Optimal Deduction Distribution

Mortgage interest, charitable donations, medical expenses and other deductions can be freely assigned to whichever partner gets the most tax benefit. Mortgage interest to the highest earner = bigger tax refund.

Income to Lower Bracket

Some shared income items can be assigned to the lower-earning partner to avoid higher tax brackets. Think: imputed rental value (eigenwoningforfait) or substantial shareholding income (Box 2).

Double Tax-Free Wealth in Box 3

As fiscal partners, your combined tax-free threshold doubles. In 2026: €59,357 per person = €118,714 together. You only pay wealth tax on savings above this amount.

Utilize Tax Credits

If one partner has little income, their tax credits would normally go to waste. Through fiscal partnership (and strategies like meewerkbeloning), you can ensure credits are utilized.

Box 3 Tax-Free Wealth 2025-2026

2025 - Per person€ 57.684
2025 - Fiscal partners combined€ 115.368
2026 - Per person€ 59.357
2026 - Fiscal partners combined€ 118.714
Calculator and financial planning for tax partnerships

3. Which Items Can You Distribute?

Not all income and deductions can be freely distributed. The law distinguishes between joint income items (freely distributable) and individual income (cannot be distributed). See our guide on tax deductions for a full overview of distributable deductions.

ItemDistributable?Notes
Mortgage interest / eigenwoningforfaitYesNet balance freely assignable
Charitable donations (gifts)YesAssign to highest benefit
Medical expenses (zorgkosten)YesThreshold based on joint income
Box 3 wealth (savings/investments)YesSplit to maximize both exemptions
Box 2 income (substantial shareholding)YesSplit to use both 24.5% brackets
Salary and wagesNoAlways individual
Business profit (sole proprietorship)NoBelongs to that entrepreneur
Pension and benefitsNoAlways individual

Any distribution is allowed

For distributable items, you can choose any proportion as long as the total equals 100%. You can put 100% of mortgage interest with one partner, 50/50, or any other split. Use our tax calculator and experiment in the tax software to see what gives the best result!

4. Optimal Allocation Strategy

The classic rule was: assign deductions to the highest earner (higher tax rate = bigger refund) and taxable income to the lowest earner. However, recent tax changes have made this more nuanced.

Modern Reality: Deduction Caps and Credit Effects

Many deductions (mortgage interest, donations, medical expenses) are now capped at ~37% even if you're in the 49.5% bracket. Meanwhile, a deduction for a lower-income partner may increase their tax credits (up to ~6% extra benefit), potentially making them better off receiving the deduction.

Tax Brackets 2026 (Box 1)

Bracket 1: up to ~€75,000~37%
Bracket 2: above ~€75,00049,5%

Note: Most deductions are capped at the lower bracket rate regardless of your actual income.

Key Takeaway
Example: Donation Allocation Partner A earns €85,000, Partner B earns €30,000. They donated €5,000. Partner A can only deduct at 37.48% = €1,874 back. Partner B, by getting the deduction, lowers income and gets more heffingskorting. Effective benefit: up to €2,190. The lower earner wins!

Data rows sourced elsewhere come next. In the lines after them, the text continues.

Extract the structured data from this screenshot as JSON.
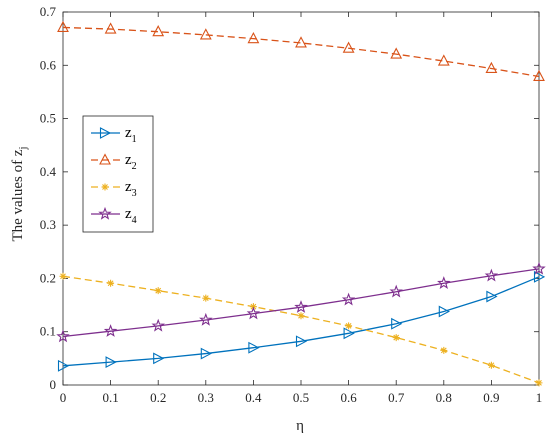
{
  "chart_data": {
    "type": "line",
    "xlabel": "η",
    "ylabel": "The values of z",
    "ylabel_sub": "j",
    "xlim": [
      0,
      1
    ],
    "ylim": [
      0,
      0.7
    ],
    "xticks": [
      "0",
      "0.1",
      "0.2",
      "0.3",
      "0.4",
      "0.5",
      "0.6",
      "0.7",
      "0.8",
      "0.9",
      "1"
    ],
    "yticks": [
      "0",
      "0.1",
      "0.2",
      "0.3",
      "0.4",
      "0.5",
      "0.6",
      "0.7"
    ],
    "grid": false,
    "legend_position": "left",
    "x": [
      0,
      0.1,
      0.2,
      0.3,
      0.4,
      0.5,
      0.6,
      0.7,
      0.8,
      0.9,
      1
    ],
    "series": [
      {
        "name": "z",
        "sub": "1",
        "color": "#0072BD",
        "dash": "solid",
        "marker": "triangle-right",
        "values": [
          0.036,
          0.043,
          0.05,
          0.059,
          0.07,
          0.082,
          0.097,
          0.115,
          0.138,
          0.166,
          0.203
        ]
      },
      {
        "name": "z",
        "sub": "2",
        "color": "#D95319",
        "dash": "dashed",
        "marker": "triangle-up",
        "values": [
          0.671,
          0.668,
          0.663,
          0.657,
          0.65,
          0.642,
          0.632,
          0.621,
          0.608,
          0.594,
          0.579
        ]
      },
      {
        "name": "z",
        "sub": "3",
        "color": "#EDB120",
        "dash": "dashed",
        "marker": "asterisk",
        "values": [
          0.204,
          0.191,
          0.177,
          0.163,
          0.147,
          0.13,
          0.111,
          0.089,
          0.065,
          0.037,
          0.004
        ]
      },
      {
        "name": "z",
        "sub": "4",
        "color": "#7E2F8E",
        "dash": "solid",
        "marker": "star",
        "values": [
          0.091,
          0.101,
          0.111,
          0.122,
          0.134,
          0.146,
          0.16,
          0.175,
          0.191,
          0.205,
          0.218
        ]
      }
    ]
  }
}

The best way to determine the optimal distribution is to simply try both options.

Practical tip

Use the Tax Authority's software to test different distributions. Enter the deduction first with one partner, note the combined tax due, then try it with the other partner. The software shows you exactly what works best for your situation.

5. Special Options for Entrepreneurs

For couples where one or both partners are ZZP/entrepreneur, there are specific mechanisms to optimize the income distribution even further:

A. Meewerkaftrek (Unpaid Partner Help)

If your fiscal partner works in your business for at least 525 hours per year without pay (or for less than €5,000), you can claim the meewerkaftrek. You can deduct 1.25% to 4% of your profit depending on hours worked.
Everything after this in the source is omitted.